Durante o cumprimento da pena, dá à luz em solo francês. Ao deixar a prisão, trava o mais difícil combate de sua vida. Luta por quinze anos pela sobrevivência do filho e perde a batalha para a leucemia. Não resiste à dor e à solidão, e sucumbe numa tristeza profunda.

A vida não tem mais segredos nem mistérios. Mesmo com o coração sangrando, precisa seguir em frente. Destemida e guerreira, após meio século de vida, ela aceita transpor os ventos alísios do Atlântico e chega ao país do futebol para a missão na Tarefa Global da ONU.
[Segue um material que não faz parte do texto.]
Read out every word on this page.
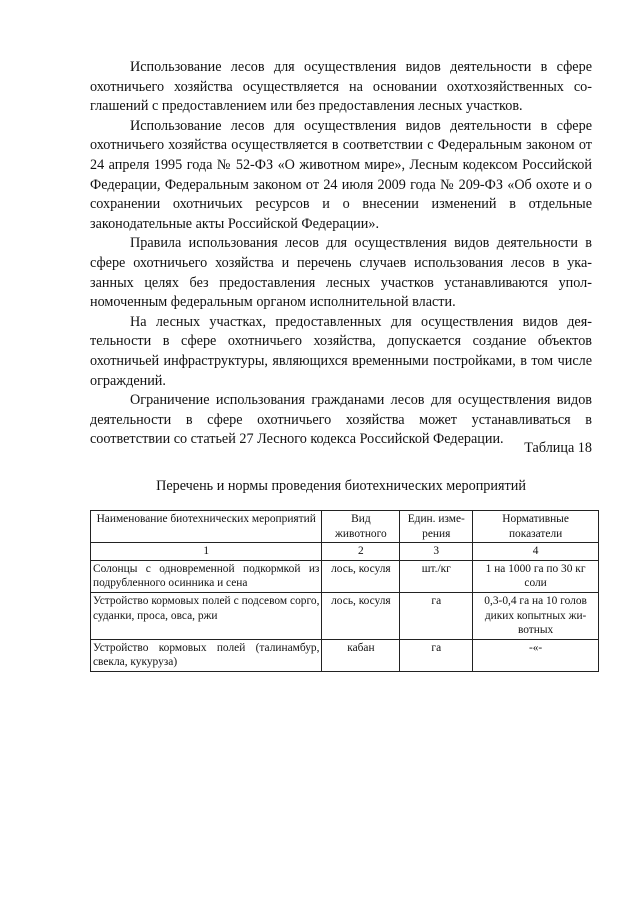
Использование лесов для осуществления видов деятельности в сфере охотничьего хозяйства осуществляется на основании охотхозяйственных соглашений с предоставлением или без предоставления лесных участков.

Использование лесов для осуществления видов деятельности в сфере охотничьего хозяйства осуществляется в соответствии с Федеральным законом от 24 апреля 1995 года № 52-ФЗ «О животном мире», Лесным кодексом Российской Федерации, Федеральным законом от 24 июля 2009 года № 209-ФЗ «Об охоте и о сохранении охотничьих ресурсов и о внесении изменений в отдельные законодательные акты Российской Федерации».

Правила использования лесов для осуществления видов деятельности в сфере охотничьего хозяйства и перечень случаев использования лесов в указанных целях без предоставления лесных участков устанавливаются уполномоченным федеральным органом исполнительной власти.

На лесных участках, предоставленных для осуществления видов деятельности в сфере охотничьего хозяйства, допускается создание объектов охотничьей инфраструктуры, являющихся временными постройками, в том числе ограждений.

Ограничение использования гражданами лесов для осуществления видов деятельности в сфере охотничьего хозяйства может устанавливаться в соответствии со статьей 27 Лесного кодекса Российской Федерации.

Таблица 18
Перечень и нормы проведения биотехнических мероприятий
Наименование биотехнических мероприятий	Вид животного	Един. измерения	Нормативные показатели
1	2	3	4
Солонцы с одновременной подкормкой из подрубленного осинника и сена	лось, косуля	шт./кг	1 на 1000 га по 30 кг соли
Устройство кормовых полей с подсевом сорго, суданки, проса, овса, ржи	лось, косуля	га	0,3-0,4 га на 10 голов диких копытных животных
Устройство кормовых полей (талинамбур, свекла, кукуруза)	кабан	га	-«-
A agenda prevê o encontro com o embaixador brasileiro, homem de características nórdicas, bem ao estilo dinamarquês. Aos quarenta anos, ele exibe vigor e elegância na aparência soberba e altiva, mas convive com a imperfeição provocada pelo acidente que encurtou a perna esquerda em cinco centímetros. A abertura dos punhos da camisa revela pelos abundantes e subversivos.
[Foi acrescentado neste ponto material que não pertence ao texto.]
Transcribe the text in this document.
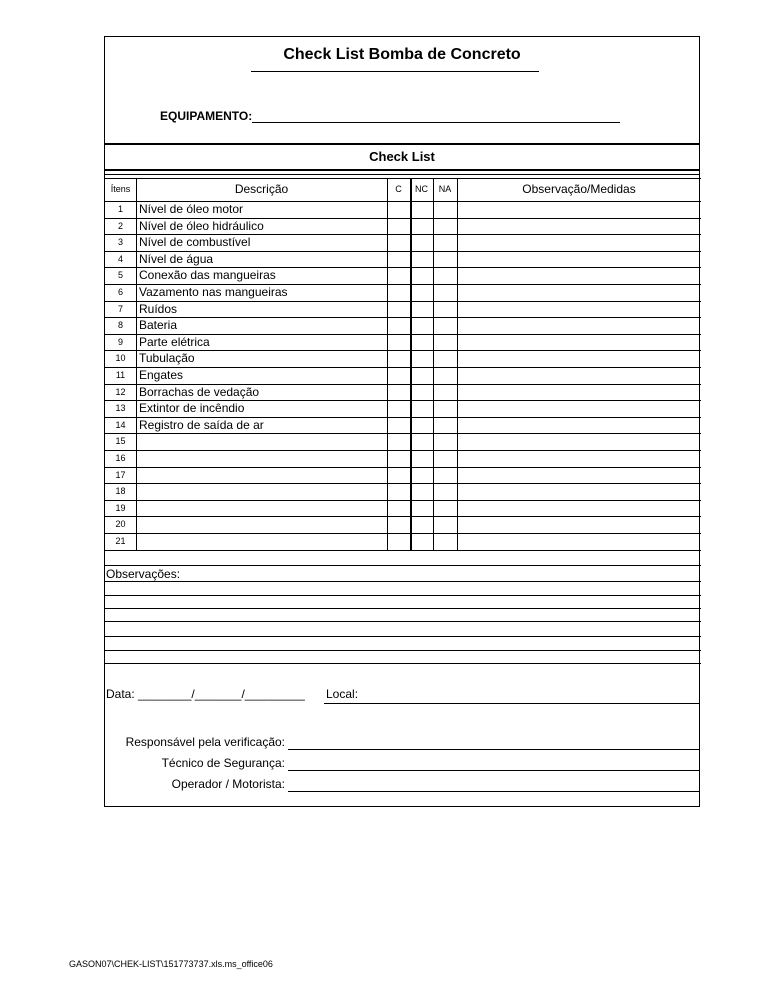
Check List Bomba de Concreto
EQUIPAMENTO:
Check List
Ítens	Descrição	C	NC	NA	Observação/Medidas
1	Nível de óleo motor
2	Nível de óleo hidráulico
3	Nível de combustível
4	Nível de água
5	Conexão das mangueiras
6	Vazamento nas mangueiras
7	Ruídos
8	Bateria
9	Parte elétrica
10	Tubulação
11	Engates
12	Borrachas de vedação
13	Extintor de incêndio
14	Registro de saída de ar
15
16
17
18
19
20
21
Observações:
Data: ________/_______/_________ Local:
Responsável pela verificação:
Técnico de Segurança:
Operador / Motorista:
GASON07\CHEK-LIST\151773737.xls.ms_office06
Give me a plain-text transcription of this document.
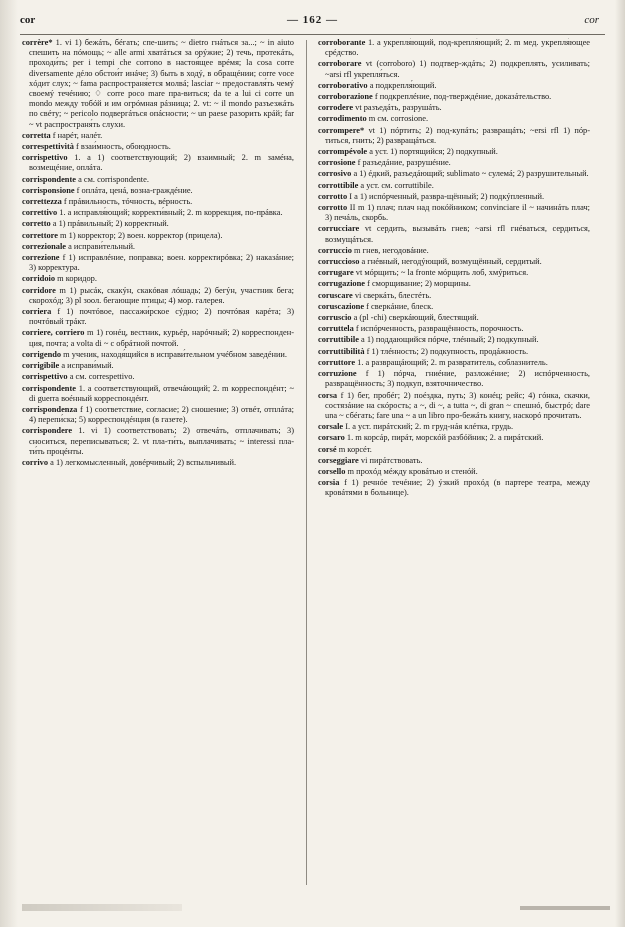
cor	— 162 —	cor

corrère* 1. vi 1) бежáть, бéгать; спе-шить; ~ dietro гнáться за...; ~ in aiuto спешить на пóмощь; ~ alle armi хватáться за орýжие; 2) течь, протекáть, проходи́ть; per i tempi che corrono в настоя́щее врéмя; la cosa corre diversamente дéло обстои́т инáче; 3) быть в ходý, в обращéнии; corre voce хóдит слух; ~ fama распространя́ется молвá; lasciar ~ предоставля́ть чемý своемý течéнию; ♢ corre poco mare пра-виться; da te a lui ci corre un mondo между тобóй и им огрóмная рáзница; 2. vt: ~ il mondo разъезжáть по свéту; ~ pericolo подвергáться опáсности; ~ un paese разорить крáй; far ~ vt распространя́ть слухи.

corretta f нарéт, налéт.

correspettività f взаи́мность, обоюдность.

corrispettivo 1. a 1) соответствующий; 2) взаимный; 2. m замéна, возмещéние, оплáта.

corrispondente a см. corrispondente.

corrisponsione f оплáта, ценá, возна-граждéние.

correttezza f прáвильность, тóчность, вéрность.

correttivo 1. a исправля́ющий; корректи́вный; 2. m коррекция, по-прáвка.

corretto a 1) прáвильный; 2) корректный.

correttore m 1) корректор; 2) воен. корректор (прицела).

correzionale a исправи́тельный.

correzione f 1) исправлéние, поправка; воен. корректирóвка; 2) наказáние; 3) корректура.

corridoio m коридор.

corridore m 1) рысáк, скакýн, скакóвая лóшадь; 2) бегýн, участник бега; скорохóд; 3) pl зоол. бегающие птицы; 4) мор. галерея.

corriera f 1) почтóвое, пассажи́рское сýдно; 2) почтóвая карéта; 3) почтóвый трáкт.

corriere, corriero m 1) гонéц, вестник, курьéр, нарóчный; 2) корреспонден-ция, почта; a volta di ~ с обрáтной почтой.

corrigendo m ученик, находя́щийся в исправи́тельном учéбном заведéнии.

corrigibile a исправи́мый.

corrispettivo a см. correspettivo.

corrispondente 1. a соответствующий, отвечáющий; 2. m корреспондéнт; ~ di guerra воéнный корреспондéнт.

corrispondenza f 1) соответствие, согласие; 2) сношение; 3) отвéт, отплáта; 4) перепи́ска; 5) корреспондéнция (в газете).

corrispondere 1. vi 1) соответствовать; 2) отвечáть, отплачивать; 3) сноситься, переписываться; 2. vt пла-ти́ть, выплачивать; ~ interessi пла-ти́ть процéнты.

corrivo a 1) легкомысленный, довéрчивый; 2) вспыльчивый.

corroborante 1. a укрепля́ющий, под-крепля́ющий; 2. m мед. укрепля́ющее срéдство.

corroborare vt (corroboro) 1) подтвер-ждáть; 2) подкреплять, усиливать; ~arsi rfl укрепля́ться.

corroborativo a подкрепля́ющий.

corroborazione f подкреплéние, под-тверждéние, доказáтельство.

corrodere vt разъедáть, разрушáть.

corrodimento m см. corrosione.

corrompere* vt 1) пóртить; 2) под-купáть; развращáть; ~ersi rfl 1) пóр-титься, гнить; 2) развращáться.

corrompévole a уст. 1) портящийся; 2) подкупный.

corrosione f разъедáние, разрушéние.

corrosivo a 1) éдкий, разъедáющий; sublimato ~ сулемá; 2) разрушительный.

corrottibile a уст. см. corruttibile.

corrotto I a 1) испóрченный, развра-щённый; 2) подкýпленный.

corrotto II m 1) плач; плач над покóйником; convinciare il ~ начинáть плач; 3) печáль, скорбь.

corrucciare vt сердить, вызывáть гнев; ~arsi rfl гнéваться, сердиться, возмущáться.

corruccio m гнев, негодовáние.

corrucciоso a гнéвный, негодýющий, возмущённый, сердитый.

corrugare vt мóрщить; ~ la fronte мóрщить лоб, хмýриться.

corrugazione f сморщивание; 2) морщины.

coruscare vi сверкáть, блестéть.

coruscazione f сверкáние, блеск.

corruscio a (pl -chi) сверкáющий, блестящий.

corruttela f испóрченность, развращённость, порочность.

corruttibile a 1) поддающийся пóрче, тлéнный; 2) подкупный.

corruttibilità f 1) тлéнность; 2) подкупность, продáжность.

corruttore 1. a развращáющий; 2. m развратитель, соблазнитель.

corruzione f 1) пóрча, гниéние, разложéние; 2) испóрченность, развращённость; 3) подкуп, взяточничество.

corsa f 1) бег, пробéг; 2) поéздка, путь; 3) конéц; рейс; 4) гóнка, скачки, состязáние на скóрость; a ~, di ~, a tutta ~, di gran ~ спешнó, быстрó; dare una ~ сбéгать; fare una ~ a un libro про-бежáть книгу, наскорó прочитать.

corsale I. a уст. пирáтский; 2. m груд-нáя клéтка, грудь.

corsaro 1. m корсáр, пирáт, морскóй разбóйник; 2. a пирáтский.

corsé m корсéт.

corseggiare vi пирáтствовать.

corsello m прохóд мéжду кровáтью и стенóй.

corsia f 1) речнóе течéние; 2) ýзкий прохóд (в партере театра, между кровáтями в больнице).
Educado, esconde a dor da traição, quando encontrou a esposa na cama com outro. Pensou em dar fim à vida dos dois, mas não teve coragem de matar o próprio irmão. Vive seus dias se afogando no álcool, enquanto assessores e alguns poucos amigos fingem nada saber.
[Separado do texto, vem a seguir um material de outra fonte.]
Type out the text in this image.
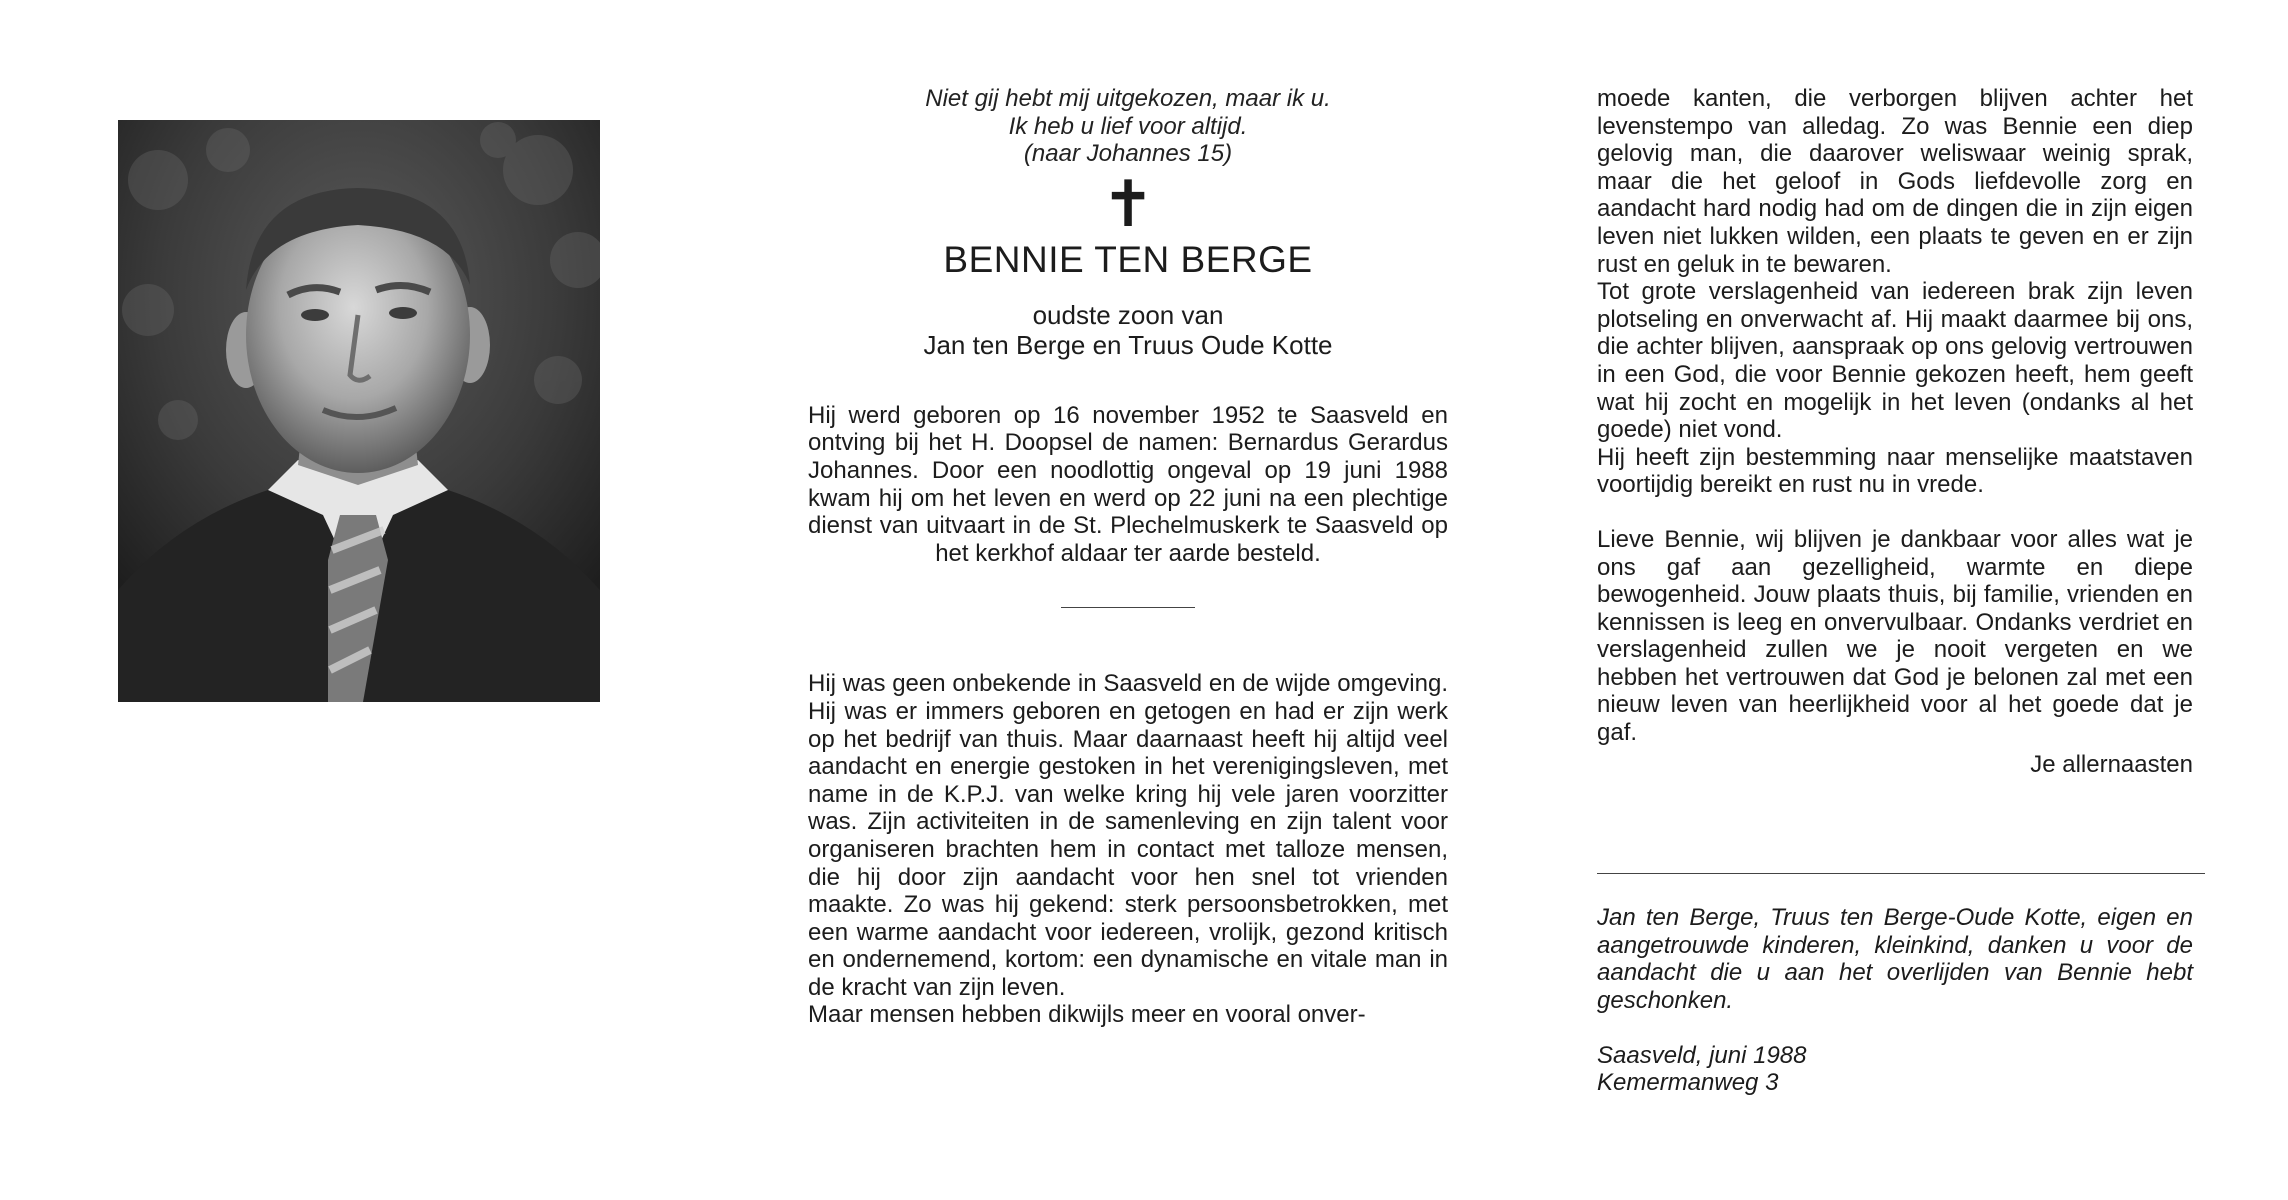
Niet gij hebt mij uitgekozen, maar ik u.

Ik heb u lief voor altijd.

(naar Johannes 15)

✝
BENNIE TEN BERGE

oudste zoon van

Jan ten Berge en Truus Oude Kotte

Hij werd geboren op 16 november 1952 te Saasveld en ontving bij het H. Doopsel de namen: Bernardus Gerardus Johannes. Door een noodlottig ongeval op 19 juni 1988 kwam hij om het leven en werd op 22 juni na een plechtige dienst van uitvaart in de St. Plechelmuskerk te Saasveld op het kerkhof aldaar ter aarde besteld.

Hij was geen onbekende in Saasveld en de wijde omgeving. Hij was er immers geboren en getogen en had er zijn werk op het bedrijf van thuis. Maar daarnaast heeft hij altijd veel aandacht en energie gestoken in het verenigingsleven, met name in de K.P.J. van welke kring hij vele jaren voorzitter was. Zijn activiteiten in de samenleving en zijn talent voor organiseren brachten hem in contact met talloze mensen, die hij door zijn aandacht voor hen snel tot vrienden maakte. Zo was hij gekend: sterk persoonsbetrokken, met een warme aandacht voor iedereen, vrolijk, gezond kritisch en ondernemend, kortom: een dynamische en vitale man in de kracht van zijn leven.

Maar mensen hebben dikwijls meer en vooral onver-

moede kanten, die verborgen blijven achter het levenstempo van alledag. Zo was Bennie een diep gelovig man, die daarover weliswaar weinig sprak, maar die het geloof in Gods liefdevolle zorg en aandacht hard nodig had om de dingen die in zijn eigen leven niet lukken wilden, een plaats te geven en er zijn rust en geluk in te bewaren.

Tot grote verslagenheid van iedereen brak zijn leven plotseling en onverwacht af. Hij maakt daarmee bij ons, die achter blijven, aanspraak op ons gelovig vertrouwen in een God, die voor Bennie gekozen heeft, hem geeft wat hij zocht en mogelijk in het leven (ondanks al het goede) niet vond.

Hij heeft zijn bestemming naar menselijke maatstaven voortijdig bereikt en rust nu in vrede.

Lieve Bennie, wij blijven je dankbaar voor alles wat je ons gaf aan gezelligheid, warmte en diepe bewogenheid. Jouw plaats thuis, bij familie, vrienden en kennissen is leeg en onvervulbaar. Ondanks verdriet en verslagenheid zullen we je nooit vergeten en we hebben het vertrouwen dat God je belonen zal met een nieuw leven van heerlijkheid voor al het goede dat je gaf.

Je allernaasten

Jan ten Berge, Truus ten Berge-Oude Kotte, eigen en aangetrouwde kinderen, kleinkind, danken u voor de aandacht die u aan het overlijden van Bennie hebt geschonken.

Saasveld, juni 1988

Kemermanweg 3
Às três horas da tarde, Margareth chega à mansão de tijolos a vista, na região leste da cidade. Segue pela entrada oficial e logo é recebida pelo staff da embaixada.

A representante da ONU surge na porta do gabinete, no exato momento em que o homem alto se levanta e caminha na sua direção. Ao se aproximar, seus olhos se cruzam, e Margareth fica paralisada, perplexa, diante do pai de seu filho.

A vida não para de surpreender...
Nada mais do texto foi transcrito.